According to the group, citing data from EPFR Global, net capital inflows of $US7.8 billion were recorded in the week to January 11, the third week in succession and the largest total seen in 14 weeks.
Jefferies said that inflows into bond funds were broad-based geographically and by category, with the exception of government bond markets.
Given signs that inflationary pressures are continuing to build, net inflows into inflation-protected bonds also jumped to a 7-week high.

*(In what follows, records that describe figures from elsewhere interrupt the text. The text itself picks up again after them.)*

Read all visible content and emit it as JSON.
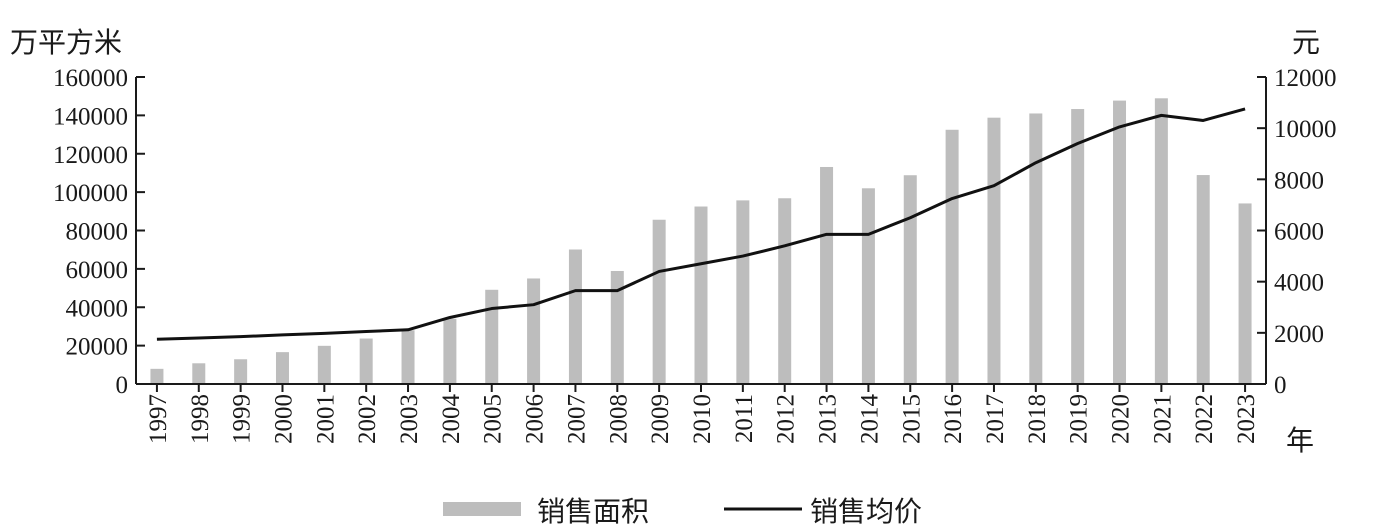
{
  "chart_data": {
    "type": "bar",
    "title": "",
    "left_unit": "万平方米",
    "right_unit": "元",
    "x_unit": "年",
    "categories": [
      "1997",
      "1998",
      "1999",
      "2000",
      "2001",
      "2002",
      "2003",
      "2004",
      "2005",
      "2006",
      "2007",
      "2008",
      "2009",
      "2010",
      "2011",
      "2012",
      "2013",
      "2014",
      "2015",
      "2016",
      "2017",
      "2018",
      "2019",
      "2020",
      "2021",
      "2022",
      "2023"
    ],
    "series": [
      {
        "name": "销售面积",
        "type": "bar",
        "axis": "left",
        "color": "#bdbdbd",
        "values": [
          7900,
          10800,
          12900,
          16600,
          19900,
          23700,
          28000,
          34000,
          49100,
          55000,
          70100,
          58900,
          85600,
          92500,
          95700,
          96800,
          113100,
          102000,
          108800,
          132500,
          138800,
          141000,
          143300,
          147700,
          148900,
          108900,
          94100
        ]
      },
      {
        "name": "销售均价",
        "type": "line",
        "axis": "right",
        "color": "#111111",
        "values": [
          1750,
          1800,
          1850,
          1920,
          1980,
          2050,
          2120,
          2600,
          2950,
          3100,
          3650,
          3650,
          4400,
          4700,
          5000,
          5400,
          5850,
          5850,
          6500,
          7250,
          7750,
          8650,
          9400,
          10050,
          10500,
          10300,
          10750
        ]
      }
    ],
    "left_ylim": [
      0,
      160000
    ],
    "right_ylim": [
      0,
      12000
    ],
    "left_ticks": [
      "0",
      "20000",
      "40000",
      "60000",
      "80000",
      "100000",
      "120000",
      "140000",
      "160000"
    ],
    "right_ticks": [
      "0",
      "2000",
      "4000",
      "6000",
      "8000",
      "10000",
      "12000"
    ],
    "grid": false,
    "legend_position": "bottom-center"
  }
}
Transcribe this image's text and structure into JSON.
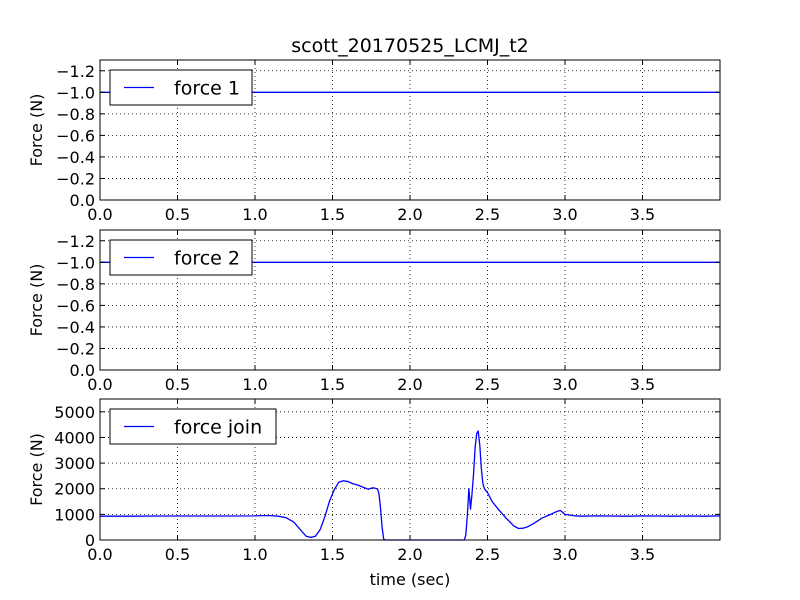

The inflows into bonds — unsurprisingly — corresponded with a decline in bond yields in many developed economies, a move that sparked by concern among some investors that the so-called Trump “reflation trade” — built around expectations for higher US economic growth, inflation and interest rates — had moved too far too fast in the week’s following Trump’s election victory.
Putting the cart before the horse, in other words.
This chart from Jefferies shows net cumulative capital flows into global bonds, stocks, commodities and money market funds over the past year:
However, despite growing concerns about the merits of the reflation trade among some analysts, that didn’t stop investors from tipping more funds into stocks, says Jefferies, noting net capital inflows into both developed and emerging markets.
“Global equity funds saw their second weekly inflow at $US7.7 billion, the largest in four weeks,” said the group.
“While emerging market equities recorded their first weekly inflow in four weeks, developed market equities witnessed more broad-based injections by market.
“Notably the $US2.3 billion inflow seen in Europe was a year’s high with all the markets within the region experiencing net injection,” it added.
Elsewhere, net capital flows into US stocks totalled $US556 million for the week with investors seemingly favouring small cap stocks over their larger peers.
Net capital inflows into US stocks have now risen in nine of the past ten weeks, and in 12 of the past 14 weeks for Asian markets.
While flows continued into stocks and bonds, investors continued to liquidate positions in commodity funds with capital outflows totalling $US336 million, the ninth week in a row that net outflows were recorded.
“Gold, silver and precious metals, along with agricultural, have been more consistent casualties,” said Jefferies.